Après avoir réprimé à huis clos et dans le sang, vraisemblablement au prix effroyable de milliers de victimes, ce qu’elles considèrent comme un complot “terroriste” ourdi par les États-Unis et Israël, les autorités de la République islamique iranienne ont organisé lundi 12 janvier des rassemblements de masse en soutien au régime.
“Au départ”, les manifestations contre la vie chère “étaient pacifiques et légitimes”, mais elles ont “dérapé” le 8 janvier, lorsque des “terroristes organisés et entraînés” se sont infiltrés parmi les manifestants et ont pris pour cible protestataires et forces de sécurité – en les “brûlant vifs” et les “décapitant”, et en “incendiant mosquées et autres biens publics et privés”.

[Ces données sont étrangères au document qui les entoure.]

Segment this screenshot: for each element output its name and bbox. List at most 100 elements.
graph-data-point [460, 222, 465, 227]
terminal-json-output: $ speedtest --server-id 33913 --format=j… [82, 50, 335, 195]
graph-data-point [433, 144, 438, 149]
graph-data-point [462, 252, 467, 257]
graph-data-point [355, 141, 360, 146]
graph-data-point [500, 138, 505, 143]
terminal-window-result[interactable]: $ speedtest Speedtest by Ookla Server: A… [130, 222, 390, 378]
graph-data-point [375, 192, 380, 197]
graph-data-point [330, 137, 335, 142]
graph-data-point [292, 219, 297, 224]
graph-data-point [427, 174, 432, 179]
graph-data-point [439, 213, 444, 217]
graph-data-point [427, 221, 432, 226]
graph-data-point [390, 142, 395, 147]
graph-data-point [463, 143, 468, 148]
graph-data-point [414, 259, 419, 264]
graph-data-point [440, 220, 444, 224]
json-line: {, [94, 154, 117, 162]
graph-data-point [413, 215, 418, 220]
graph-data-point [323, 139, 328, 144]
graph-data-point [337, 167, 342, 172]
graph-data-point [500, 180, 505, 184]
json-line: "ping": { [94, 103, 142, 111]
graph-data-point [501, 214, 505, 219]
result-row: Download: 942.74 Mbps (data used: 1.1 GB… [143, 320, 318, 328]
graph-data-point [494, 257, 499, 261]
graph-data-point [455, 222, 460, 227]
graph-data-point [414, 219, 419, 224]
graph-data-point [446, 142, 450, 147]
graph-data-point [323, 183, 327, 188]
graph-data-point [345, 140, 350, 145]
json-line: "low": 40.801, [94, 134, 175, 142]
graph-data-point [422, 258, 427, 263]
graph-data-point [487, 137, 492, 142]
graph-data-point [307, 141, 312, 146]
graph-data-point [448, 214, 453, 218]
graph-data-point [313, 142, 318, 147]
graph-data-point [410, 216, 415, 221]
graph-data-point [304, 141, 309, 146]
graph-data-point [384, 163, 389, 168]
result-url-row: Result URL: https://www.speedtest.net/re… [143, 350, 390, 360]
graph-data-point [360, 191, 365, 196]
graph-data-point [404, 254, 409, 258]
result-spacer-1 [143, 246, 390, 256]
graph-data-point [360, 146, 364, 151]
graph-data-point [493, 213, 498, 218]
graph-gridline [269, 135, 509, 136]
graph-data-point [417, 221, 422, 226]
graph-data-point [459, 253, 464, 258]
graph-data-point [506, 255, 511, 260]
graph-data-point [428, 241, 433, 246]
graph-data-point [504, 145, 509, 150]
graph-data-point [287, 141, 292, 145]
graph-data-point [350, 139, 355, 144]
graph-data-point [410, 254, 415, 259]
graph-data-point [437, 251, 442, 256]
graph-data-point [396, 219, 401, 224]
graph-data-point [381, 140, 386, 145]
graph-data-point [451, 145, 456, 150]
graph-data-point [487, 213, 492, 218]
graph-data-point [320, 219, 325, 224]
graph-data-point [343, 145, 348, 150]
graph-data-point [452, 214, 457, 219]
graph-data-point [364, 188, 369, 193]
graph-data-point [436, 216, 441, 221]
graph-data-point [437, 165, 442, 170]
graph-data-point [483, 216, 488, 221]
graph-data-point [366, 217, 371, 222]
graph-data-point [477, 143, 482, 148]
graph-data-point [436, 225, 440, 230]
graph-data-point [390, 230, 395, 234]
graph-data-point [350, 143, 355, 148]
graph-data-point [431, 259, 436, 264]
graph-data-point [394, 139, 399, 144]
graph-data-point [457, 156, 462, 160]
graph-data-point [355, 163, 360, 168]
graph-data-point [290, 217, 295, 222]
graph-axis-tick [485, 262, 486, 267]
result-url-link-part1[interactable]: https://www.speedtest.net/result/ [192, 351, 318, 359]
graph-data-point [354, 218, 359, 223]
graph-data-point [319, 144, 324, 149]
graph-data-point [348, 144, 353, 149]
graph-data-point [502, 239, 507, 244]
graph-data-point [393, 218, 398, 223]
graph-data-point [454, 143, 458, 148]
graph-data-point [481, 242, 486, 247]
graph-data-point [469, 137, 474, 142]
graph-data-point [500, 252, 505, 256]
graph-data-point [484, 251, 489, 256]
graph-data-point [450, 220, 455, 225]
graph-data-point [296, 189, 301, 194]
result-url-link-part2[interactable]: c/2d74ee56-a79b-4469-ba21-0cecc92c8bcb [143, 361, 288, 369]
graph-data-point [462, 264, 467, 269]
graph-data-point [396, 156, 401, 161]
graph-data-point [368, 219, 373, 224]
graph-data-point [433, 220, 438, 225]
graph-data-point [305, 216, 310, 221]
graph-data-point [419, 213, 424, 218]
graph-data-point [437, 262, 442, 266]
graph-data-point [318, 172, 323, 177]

Leur but ? “Augmenter le nombre de victimes” et “semer le chaos” pour “pousser” le président américain Donald Trump, qui avait promis d’agir en cas de répression brutale, à “intervenir” et déclencher “le 13e jour de la dernière guerre”, en référence à la guerre des 12 jours qui a opposé en juin Israël à l’Iran, au cours de laquelle les États-Unis avaient frappé des installations nucléaires.
C’est pour “perturber la coordination entre ces cellules terroristes”, dont “les ordres venaient de l’étranger”, que les autorités ont décidé de couper les communications. Une “grande partie” de leurs membres ont été arrêtés. Désormais, la situation dans le pays est “sous contrôle” et “calme”.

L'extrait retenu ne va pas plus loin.